Отравляющий серый свет пробивался через окна парадной. Дневное светило так и не решило показать своей красоты, отнятой навсегда у нас и наших потомков. Я не представлял, как местные пережили ядерную зиму, обрушившуюся сразу после Катастрофы. Тонны осадков покрывали безлюдные питерские улицы. Но Земля оттаивала, и из снега и воды выходили новые виды организмов, не решавшие делить с уцелевшими территории. Крысы и мертвяки, Сирены, тигр и Блокадник пробрались в глубины метрополитена. Пустили свои корни в последний оплот и надежду человечества. Эволюция пошла по новому кругу, в котором не оказалось места для людей. Нас вывели за круг, оставив на обочине жизни доживать последние годы. А там уже на съедение стервятникам.
Я поднимался выше и выше, опираясь о стену. Боли не чувствовал. Бескрайний пьянящий поток сознания. Предвкушение познания истины в непонятной войне.

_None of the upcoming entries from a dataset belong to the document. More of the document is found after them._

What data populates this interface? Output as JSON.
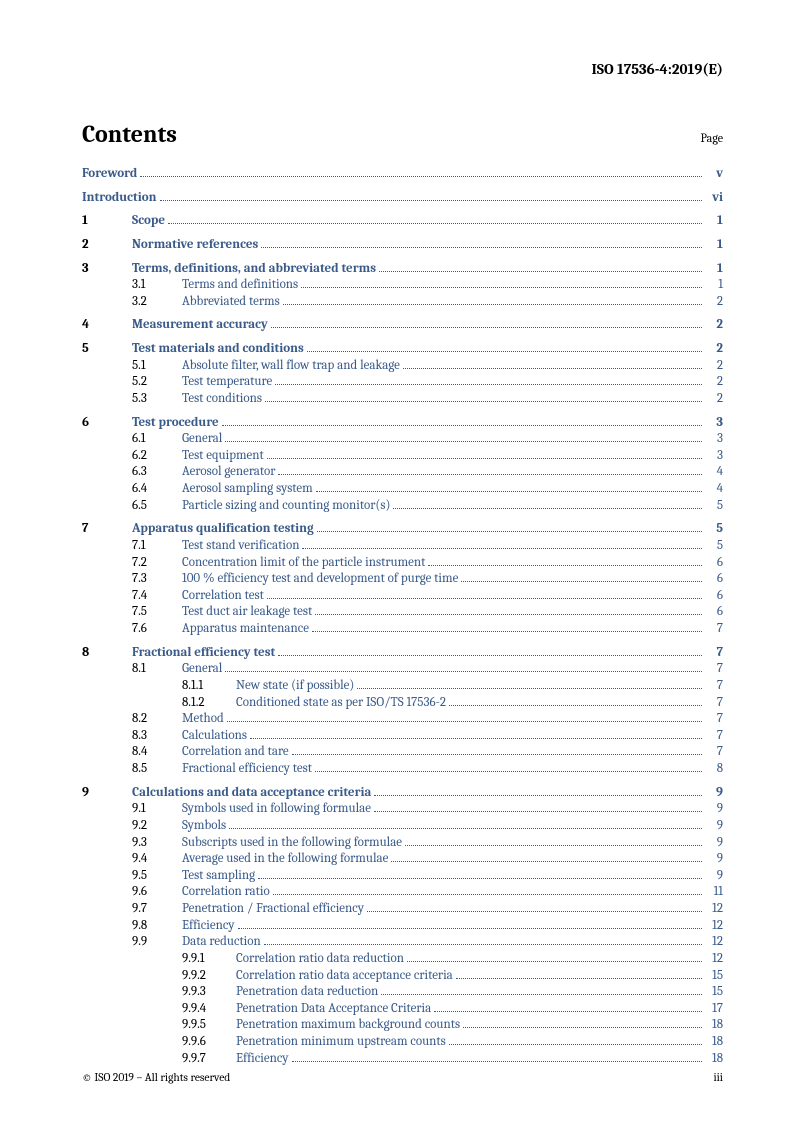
{
  "doc_id": "ISO 17536-4:2019(E)",
  "contents_title": "Contents",
  "page_label": "Page",
  "footer_left": "© ISO 2019 – All rights reserved",
  "footer_right": "iii",
  "link_color": "#3a5b8a",
  "toc": [
    {
      "type": "l0",
      "title": "Foreword",
      "page": "v",
      "bold": true,
      "gap_after": true
    },
    {
      "type": "l0",
      "title": "Introduction",
      "page": "vi",
      "bold": true,
      "gap_after": true
    },
    {
      "type": "l1",
      "num": "1",
      "title": "Scope",
      "page": "1",
      "bold": true,
      "gap_after": true
    },
    {
      "type": "l1",
      "num": "2",
      "title": "Normative references",
      "page": "1",
      "bold": true,
      "gap_after": true
    },
    {
      "type": "l1",
      "num": "3",
      "title": "Terms, definitions, and abbreviated terms",
      "page": "1",
      "bold": true
    },
    {
      "type": "l2",
      "num": "3.1",
      "title": "Terms and definitions",
      "page": "1"
    },
    {
      "type": "l2",
      "num": "3.2",
      "title": "Abbreviated terms",
      "page": "2",
      "gap_after": true
    },
    {
      "type": "l1",
      "num": "4",
      "title": "Measurement accuracy",
      "page": "2",
      "bold": true,
      "gap_after": true
    },
    {
      "type": "l1",
      "num": "5",
      "title": "Test materials and conditions",
      "page": "2",
      "bold": true
    },
    {
      "type": "l2",
      "num": "5.1",
      "title": "Absolute filter, wall flow trap and leakage",
      "page": "2"
    },
    {
      "type": "l2",
      "num": "5.2",
      "title": "Test temperature",
      "page": "2"
    },
    {
      "type": "l2",
      "num": "5.3",
      "title": "Test conditions",
      "page": "2",
      "gap_after": true
    },
    {
      "type": "l1",
      "num": "6",
      "title": "Test procedure",
      "page": "3",
      "bold": true
    },
    {
      "type": "l2",
      "num": "6.1",
      "title": "General",
      "page": "3"
    },
    {
      "type": "l2",
      "num": "6.2",
      "title": "Test equipment",
      "page": "3"
    },
    {
      "type": "l2",
      "num": "6.3",
      "title": "Aerosol generator",
      "page": "4"
    },
    {
      "type": "l2",
      "num": "6.4",
      "title": "Aerosol sampling system",
      "page": "4"
    },
    {
      "type": "l2",
      "num": "6.5",
      "title": "Particle sizing and counting monitor(s)",
      "page": "5",
      "gap_after": true
    },
    {
      "type": "l1",
      "num": "7",
      "title": "Apparatus qualification testing",
      "page": "5",
      "bold": true
    },
    {
      "type": "l2",
      "num": "7.1",
      "title": "Test stand verification",
      "page": "5"
    },
    {
      "type": "l2",
      "num": "7.2",
      "title": "Concentration limit of the particle instrument",
      "page": "6"
    },
    {
      "type": "l2",
      "num": "7.3",
      "title": "100 % efficiency test and development of purge time",
      "page": "6"
    },
    {
      "type": "l2",
      "num": "7.4",
      "title": "Correlation test",
      "page": "6"
    },
    {
      "type": "l2",
      "num": "7.5",
      "title": "Test duct air leakage test",
      "page": "6"
    },
    {
      "type": "l2",
      "num": "7.6",
      "title": "Apparatus maintenance",
      "page": "7",
      "gap_after": true
    },
    {
      "type": "l1",
      "num": "8",
      "title": "Fractional efficiency test",
      "page": "7",
      "bold": true
    },
    {
      "type": "l2",
      "num": "8.1",
      "title": "General",
      "page": "7"
    },
    {
      "type": "l3",
      "num": "8.1.1",
      "title": "New state (if possible)",
      "page": "7"
    },
    {
      "type": "l3",
      "num": "8.1.2",
      "title": "Conditioned state as per ISO/TS 17536-2",
      "page": "7"
    },
    {
      "type": "l2",
      "num": "8.2",
      "title": "Method",
      "page": "7"
    },
    {
      "type": "l2",
      "num": "8.3",
      "title": "Calculations",
      "page": "7"
    },
    {
      "type": "l2",
      "num": "8.4",
      "title": "Correlation and tare",
      "page": "7"
    },
    {
      "type": "l2",
      "num": "8.5",
      "title": "Fractional efficiency test",
      "page": "8",
      "gap_after": true
    },
    {
      "type": "l1",
      "num": "9",
      "title": "Calculations and data acceptance criteria",
      "page": "9",
      "bold": true
    },
    {
      "type": "l2",
      "num": "9.1",
      "title": "Symbols used in following formulae",
      "page": "9"
    },
    {
      "type": "l2",
      "num": "9.2",
      "title": "Symbols",
      "page": "9"
    },
    {
      "type": "l2",
      "num": "9.3",
      "title": "Subscripts used in the following formulae",
      "page": "9"
    },
    {
      "type": "l2",
      "num": "9.4",
      "title": "Average used in the following formulae",
      "page": "9"
    },
    {
      "type": "l2",
      "num": "9.5",
      "title": "Test sampling",
      "page": "9"
    },
    {
      "type": "l2",
      "num": "9.6",
      "title": "Correlation ratio",
      "page": "11"
    },
    {
      "type": "l2",
      "num": "9.7",
      "title": "Penetration / Fractional efficiency",
      "page": "12"
    },
    {
      "type": "l2",
      "num": "9.8",
      "title": "Efficiency",
      "page": "12"
    },
    {
      "type": "l2",
      "num": "9.9",
      "title": "Data reduction",
      "page": "12"
    },
    {
      "type": "l3",
      "num": "9.9.1",
      "title": "Correlation ratio data reduction",
      "page": "12"
    },
    {
      "type": "l3",
      "num": "9.9.2",
      "title": "Correlation ratio data acceptance criteria",
      "page": "15"
    },
    {
      "type": "l3",
      "num": "9.9.3",
      "title": "Penetration data reduction",
      "page": "15"
    },
    {
      "type": "l3",
      "num": "9.9.4",
      "title": "Penetration Data Acceptance Criteria",
      "page": "17"
    },
    {
      "type": "l3",
      "num": "9.9.5",
      "title": "Penetration maximum background counts",
      "page": "18"
    },
    {
      "type": "l3",
      "num": "9.9.6",
      "title": "Penetration minimum upstream counts",
      "page": "18"
    },
    {
      "type": "l3",
      "num": "9.9.7",
      "title": "Efficiency",
      "page": "18"
    }
  ]
}
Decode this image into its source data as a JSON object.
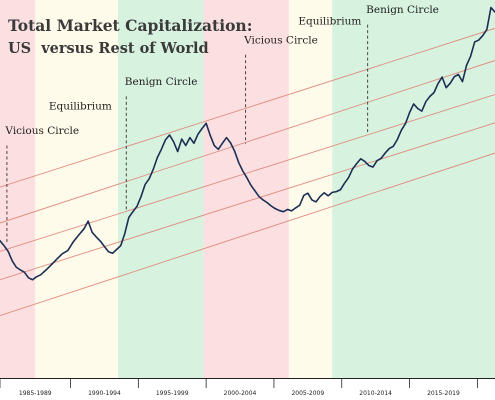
{
  "chart_data": {
    "type": "line",
    "title": "Total Market Capitalization:",
    "subtitle": "US  versus Rest of World",
    "xlabel": "",
    "ylabel": "",
    "grid": false,
    "legend": "none",
    "xlim": [
      1985,
      2021.5
    ],
    "ylim": [
      0,
      100
    ],
    "colors": {
      "line": "#1b2f55",
      "trend": "#e08c80",
      "green_band": "#d7f2df",
      "red_band": "#fbdfe1",
      "yellow_band": "#fffbea",
      "axis": "#222222"
    },
    "regimes": [
      {
        "from": 1985.0,
        "to": 1987.6,
        "kind": "red"
      },
      {
        "from": 1987.6,
        "to": 1993.7,
        "kind": "yellow"
      },
      {
        "from": 1993.7,
        "to": 2000.0,
        "kind": "green"
      },
      {
        "from": 2000.0,
        "to": 2006.3,
        "kind": "red"
      },
      {
        "from": 2006.3,
        "to": 2009.5,
        "kind": "yellow"
      },
      {
        "from": 2009.5,
        "to": 2021.5,
        "kind": "green"
      }
    ],
    "periods": [
      "1985-1989",
      "1990-1994",
      "1995-1999",
      "2000-2004",
      "2005-2009",
      "2010-2014",
      "2015-2019"
    ],
    "period_ticks": [
      1985.0,
      1990.2,
      1995.2,
      2000.2,
      2005.2,
      2010.2,
      2015.2,
      2020.2
    ],
    "annotations": [
      {
        "text": "Vicious Circle",
        "x": 1985.4,
        "label_y": 64.5,
        "line_top": 61.5,
        "line_bottom": 35.5
      },
      {
        "text": "Equilibrium",
        "x": 1988.6,
        "label_y": 71.0
      },
      {
        "text": "Benign Circle",
        "x": 1994.2,
        "label_y": 77.5,
        "line_top": 74.5,
        "line_bottom": 44.0
      },
      {
        "text": "Vicious Circle",
        "x": 2003.0,
        "label_y": 88.5,
        "line_top": 85.5,
        "line_bottom": 62.0
      },
      {
        "text": "Equilibrium",
        "x": 2007.0,
        "label_y": 93.5
      },
      {
        "text": "Benign Circle",
        "x": 2012.0,
        "label_y": 96.5,
        "line_top": 93.5,
        "line_bottom": 64.5
      }
    ],
    "trend_lines": [
      {
        "x": [
          1985.0,
          2021.5
        ],
        "y": [
          50.5,
          92.5
        ]
      },
      {
        "x": [
          1985.0,
          2021.5
        ],
        "y": [
          41.0,
          84.0
        ]
      },
      {
        "x": [
          1985.0,
          2021.5
        ],
        "y": [
          33.5,
          75.0
        ]
      },
      {
        "x": [
          1985.0,
          2021.5
        ],
        "y": [
          26.0,
          67.5
        ]
      },
      {
        "x": [
          1985.0,
          2021.5
        ],
        "y": [
          16.5,
          59.5
        ]
      }
    ],
    "series": [
      {
        "x": [
          1985.0,
          1985.3,
          1985.6,
          1985.9,
          1986.2,
          1986.5,
          1986.8,
          1987.1,
          1987.4,
          1987.7,
          1988.0,
          1988.4,
          1988.8,
          1989.2,
          1989.6,
          1990.0,
          1990.4,
          1990.8,
          1991.2,
          1991.5,
          1991.8,
          1992.1,
          1992.4,
          1992.7,
          1993.0,
          1993.3,
          1993.6,
          1993.9,
          1994.2,
          1994.5,
          1994.8,
          1995.1,
          1995.4,
          1995.7,
          1996.0,
          1996.3,
          1996.6,
          1996.9,
          1997.2,
          1997.5,
          1997.8,
          1998.1,
          1998.4,
          1998.7,
          1999.0,
          1999.3,
          1999.6,
          1999.9,
          2000.2,
          2000.5,
          2000.8,
          2001.1,
          2001.4,
          2001.7,
          2002.0,
          2002.3,
          2002.6,
          2002.9,
          2003.2,
          2003.5,
          2003.8,
          2004.1,
          2004.4,
          2004.7,
          2005.0,
          2005.3,
          2005.6,
          2005.9,
          2006.2,
          2006.5,
          2006.8,
          2007.1,
          2007.4,
          2007.7,
          2008.0,
          2008.3,
          2008.6,
          2008.9,
          2009.2,
          2009.5,
          2009.8,
          2010.1,
          2010.4,
          2010.7,
          2011.0,
          2011.3,
          2011.6,
          2011.9,
          2012.2,
          2012.5,
          2012.8,
          2013.1,
          2013.4,
          2013.7,
          2014.0,
          2014.3,
          2014.6,
          2014.9,
          2015.2,
          2015.5,
          2015.8,
          2016.1,
          2016.4,
          2016.7,
          2017.0,
          2017.3,
          2017.6,
          2017.9,
          2018.2,
          2018.5,
          2018.8,
          2019.1,
          2019.4,
          2019.7,
          2020.0,
          2020.3,
          2020.6,
          2020.9,
          2021.2,
          2021.5
        ],
        "values": [
          36.3,
          35.0,
          33.5,
          31.0,
          29.3,
          28.6,
          28.0,
          26.5,
          26.0,
          26.8,
          27.3,
          28.6,
          30.0,
          31.5,
          32.9,
          33.7,
          36.0,
          37.8,
          39.5,
          41.5,
          38.5,
          37.3,
          36.2,
          34.8,
          33.4,
          33.0,
          34.0,
          35.0,
          38.2,
          42.5,
          44.0,
          45.4,
          48.0,
          51.2,
          52.7,
          55.2,
          58.3,
          60.5,
          63.0,
          64.3,
          62.5,
          59.9,
          63.2,
          61.5,
          63.6,
          62.1,
          64.5,
          66.0,
          67.4,
          64.2,
          61.5,
          60.5,
          62.1,
          63.6,
          62.2,
          60.0,
          57.0,
          54.8,
          53.0,
          51.0,
          49.5,
          48.0,
          47.1,
          46.4,
          45.5,
          44.8,
          44.3,
          44.0,
          44.6,
          44.2,
          45.0,
          45.7,
          48.3,
          48.9,
          47.1,
          46.6,
          48.0,
          49.0,
          48.2,
          49.1,
          49.3,
          49.8,
          51.5,
          53.0,
          55.3,
          56.7,
          58.0,
          57.3,
          56.2,
          55.8,
          57.5,
          58.1,
          59.5,
          60.7,
          61.3,
          63.1,
          65.6,
          67.3,
          70.2,
          72.5,
          71.3,
          70.6,
          73.1,
          74.5,
          75.5,
          77.9,
          79.6,
          76.8,
          78.0,
          79.7,
          80.3,
          78.4,
          82.7,
          85.1,
          88.9,
          89.4,
          90.6,
          92.2,
          98.0,
          96.8
        ]
      }
    ]
  }
}
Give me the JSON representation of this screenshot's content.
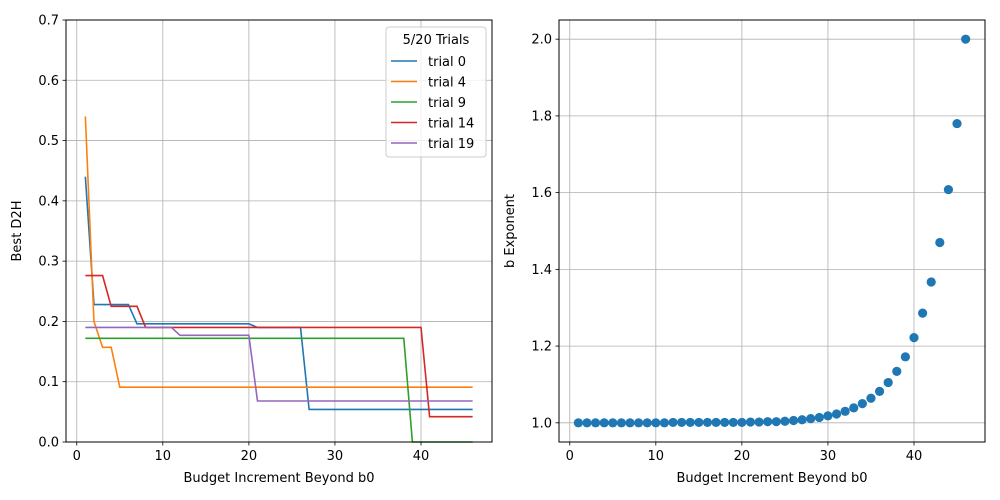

Белый Чулок шла рядом, то и дело поддерживая меня. Я окинул взором площадку. За мной по всей стене тянулся след крови. Наплевать. Пять этажей позади, остался последний.
— Чулок — сел я на ступеньки перед заветным шестым этажом, отхаркнув вперёд себя кровь. — Почему выбрано именно это место?
— Стратегически-важный объект, наверное — пристроилась рядом со мной диггерша. — Понимаешь, до Катастрофы у нас был президент, фамилия его всё на слуху вертится, он всего срок отправил. Аккурат незадолго до Катастрофы. Время при нём ознаменовалась значительной стабильностью в сфере внешней политики. Никаких громких войн, конфликтов. Да, трудно представить. Особенно после того, как Союз был измучен Афганом, а формировавшаяся Россия Чечнёй. Президент к тому же питерец. В том месте, до которого нам остался лестничный пролёт, до переезда в Москву жил тот самый правитель. В скромной двухкомнатной квартирке, отделанной позже под музей, в котором диггеры решили сделать научную лабораторию. Но группа пропала. Не волнуйся: кто от старости помер, кто в вылазках. Оборудование же осталось. Прима и Гражданский Альянс, само собой, знают, как его пустить в ход, не говоря о мазутах и дыбенковских.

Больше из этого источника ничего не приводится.